16/07/2009

Les demoiselles de Rochefort / The Young Girls of Rochefort (1967)

Jacques Perrin plays artist Maxence

Jacques Riberolles plays artist an gallerist Guillaume Lancien


Les demoiselles de Rochefort





The Young Girls of Rochefort takes place over the course of one weekend in the seaside town of Rochefort, where a fair is coming to the town square. The story centers on twin sisters Delphine (Deneuve) and Solange (Dorléac) — Delphine teaches ballet classes and Solange gives music lessons for a living, but each longs to find her ideal love and a life outside of Rochefort. When the fair comes to town, Delphine and Solange meet two smooth-talking but kind-hearted carnies Étienne (George Chakiris) and Bill (Grover Dale).

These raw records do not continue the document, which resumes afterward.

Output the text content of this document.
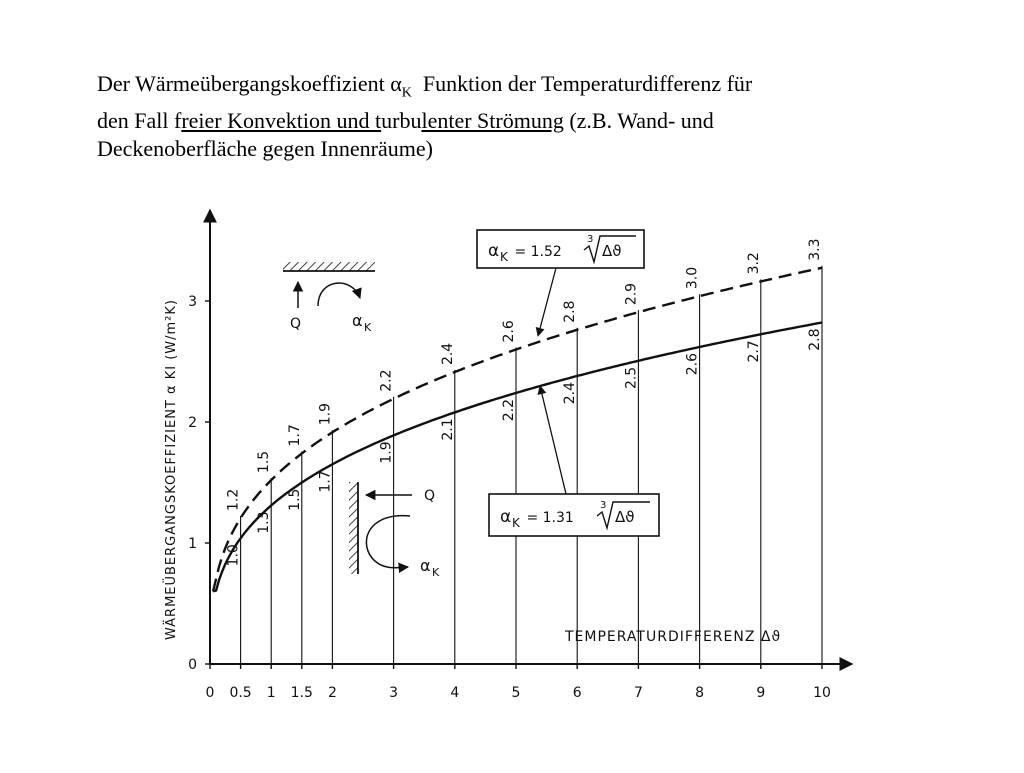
Der Wärmeübergangskoeffizient $\alpha_K$  Funktion der Temperaturdifferenz für
den Fall freier Konvektion und turbulenter Strömung (z.B. Wand- und
Deckenoberfläche gegen Innenräume)
0 0.5 1 1.5 2	3	4	5	6	7	8	9	10
0
1
2
3
1.0
1.2
1.3
1.5
1.5
1.7
1.7
1.9
1.9
2.2
2.1
2.4
2.2
2.6
2.4
2.8
2.5
2.9
2.6
3.0
2.7
3.2
2.8
3.3
α K = 1.52
3
Δϑ
α K = 1.31
3
Δϑ
Q	α K
Q
α K
WÄRMEÜBERGANGSKOEFFIZIENT α KI (W/m²K)	TEMPERATURDIFFERENZ Δϑ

The twins' mother Yvonne (Danielle Darrieux) owns a cafe in the center of town, and pines for a fiance she left impulsively ten years prior due to his embarrassing last name of "Dame." Yvonne's cafe become a central hub for Étienne and Bill and well as most of the other characters in the film. In the cafe, Yvonne meets a sailor about to be demobbed from the navy, Maxence (Jacques Perrin). Maxence is a poet and painter, and is searching for his true feminine ideal. Little does Yvonne know, her former fiance, Simon Dame (Michel Piccoli), has recently opened a music store in Rochefort. He knows his fiance had twins from a previous relationship, but he never met them. Solange, an aspiring songwriter, enlists the help of Simon Dame (she is unaware of his relationship with her mother), who promises to introduce her to his successful American colleague Andy (Gene Kelly). As Solange is on her way to pick up her younger brother BouBou from school, she happens to bump into a charming foreigner, who turns out to be Andy Miller. However, the two do not exchange names.

Meanwhile, Delphine is unhappy in her relationship with the egotistical gallery owner Guillaume (Jacques Riberolles), so she ends the relationship. In the gallery, as she is about to leave, Delphine notices a painting that looks remarkably like her. The image was in fact painted by Maxence, as an image of his feminine ideal, but Guillaume does not reveal this to Delphine. Back in the square, the two female dancers in Etienne and Bill's show run off with sailors, so they ask Delphine and Solange to perform, offering them a free ride to Paris in return. On the day of the fair, the paths of all of the characters cross again at the town square and in Yvonne's cafe.